五、原審認被告罪證明確,予以論罪科刑,固非無見,惟查:⑴、甲○○亦係基於幫助之犯意,幫助謝傳中犯廢棄物清理法罪嫌,已如前述,原審卻認甲○○與謝傳中係共同基於犯意聯絡,共犯上開廢棄物清理法罪嫌,而認被告係幫助甲○○與謝傳中共犯廢棄物清理法罪嫌,自有未洽;⑵、本案正犯謝傳中所從事者,乃向不詳之人承攬清除事業廢棄物之工作,並四處尋找可供堆置之地點,且僱用不知情之司機載運廢棄物,是謝傳中所為,尚未做任何中間或最終處理及再利用,亦即尚未達「處理」之程度,原審卻認被告丙○○係幫助謝傳中犯廢棄物清理法第46條第4款之非法「清除」及「處理」廢棄物,亦有未洽。
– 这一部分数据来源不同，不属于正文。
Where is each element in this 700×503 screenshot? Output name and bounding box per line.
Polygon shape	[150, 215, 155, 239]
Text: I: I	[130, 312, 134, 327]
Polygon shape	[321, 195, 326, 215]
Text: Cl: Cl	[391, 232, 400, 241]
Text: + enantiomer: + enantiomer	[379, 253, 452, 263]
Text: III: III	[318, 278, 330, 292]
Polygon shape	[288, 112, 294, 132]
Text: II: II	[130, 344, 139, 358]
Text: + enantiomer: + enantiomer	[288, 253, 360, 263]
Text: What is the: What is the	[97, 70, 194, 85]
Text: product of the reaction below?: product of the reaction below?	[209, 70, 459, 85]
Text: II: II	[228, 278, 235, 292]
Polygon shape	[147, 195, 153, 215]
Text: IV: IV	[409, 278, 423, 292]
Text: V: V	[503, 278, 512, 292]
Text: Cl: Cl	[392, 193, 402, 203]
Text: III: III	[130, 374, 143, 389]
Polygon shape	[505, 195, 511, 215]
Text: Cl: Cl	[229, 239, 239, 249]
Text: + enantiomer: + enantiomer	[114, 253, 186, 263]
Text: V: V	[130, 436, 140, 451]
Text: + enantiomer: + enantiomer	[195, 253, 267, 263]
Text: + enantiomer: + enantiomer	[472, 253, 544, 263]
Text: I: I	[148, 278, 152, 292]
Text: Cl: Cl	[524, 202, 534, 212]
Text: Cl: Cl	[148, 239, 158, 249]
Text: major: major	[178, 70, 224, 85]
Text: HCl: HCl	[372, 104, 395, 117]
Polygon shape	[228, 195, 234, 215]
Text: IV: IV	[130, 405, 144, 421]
檢察官上訴意旨,以被告係與甲○○、謝傳中共犯廢棄物清理法罪嫌,即認為被告係本案之共同正犯,及被告另犯廢棄物清理法第46條第3款之未經主管機關許可,提供土地回填、堆置廢棄物,雖均無理由,已如上述,惟原判決既有上開可議之處,自屬無可維持,應由本院將原判決撤銷改判。爰審酌被告丙○○僅為賺取不法利益,竟無視國家法令之規定,幫助謝傳中承租前開廠房,容認其肆意清除堆置廢棄物,對於被害人前開廠房及生活環境之危害甚鉅;且迄今仍未予處理,及其犯罪後曾一度坦承犯行,於本院又再否認之態度,暨其已離婚、2名小孩已成年、目前無業之生活狀況、高中肄業之智識程度等一切情狀,量處如主文第二項所示之刑。

據上論結,應依刑事訴訟法第369條第1項前段、第364條、第299條第1項前段,廢棄物清理法第46條第1項第4款,刑法第11條前段、第30條第1、2項、第47條第1項,判決如主文。

本案經檢察官乙○○到庭執行職務。

中 華 民 國 103 年 7 月 10 日

刑事第八庭 審判長法 官 廖 柏 基

法 官 巫 淑 芳法 官 郭 瑞 祥以上正本證明與原本無異。

如不服本判決應於收受送達後十日內向本院提出上訴書狀,其未敘述上訴之理由者,並得於提起上訴後十日內向本院補提理由書(均須按他造當事人之人數附繕本)「切勿逕送上級法院」。

書記官 康 孝 慈中 華 民 國 103 年 7 月 10 日附錄本案論罪科刑法條廢棄物清理法第46條有下列情形之一者,處 1 年以上 5 年以下有期徒刑,得併科新臺幣 3 百萬元以下罰金:

一、任意棄置有害事業廢棄物。

二、事業負責人或相關人員未依本法規定之方式貯存、清除、處理或再利用廢棄物,致污染環境。

三、未經主管機關許可,提供土地回填、堆置廢棄物。

四、未依第 41 條第 1 項規定領有廢棄物清除、處理許可文件,從事廢棄物貯存、清除、處理,或未依廢棄物清除、處理許可文件內容貯存、清除、處理廢棄物。

五、執行機關之人員委託未取得許可文件之業者,清除、處理一般廢棄物者;或明知受託人非法清除、處理而仍委託。

六、公民營廢棄物處理機構負責人或相關人員、或執行機關之人員未處理廢棄物,開具虛偽證明。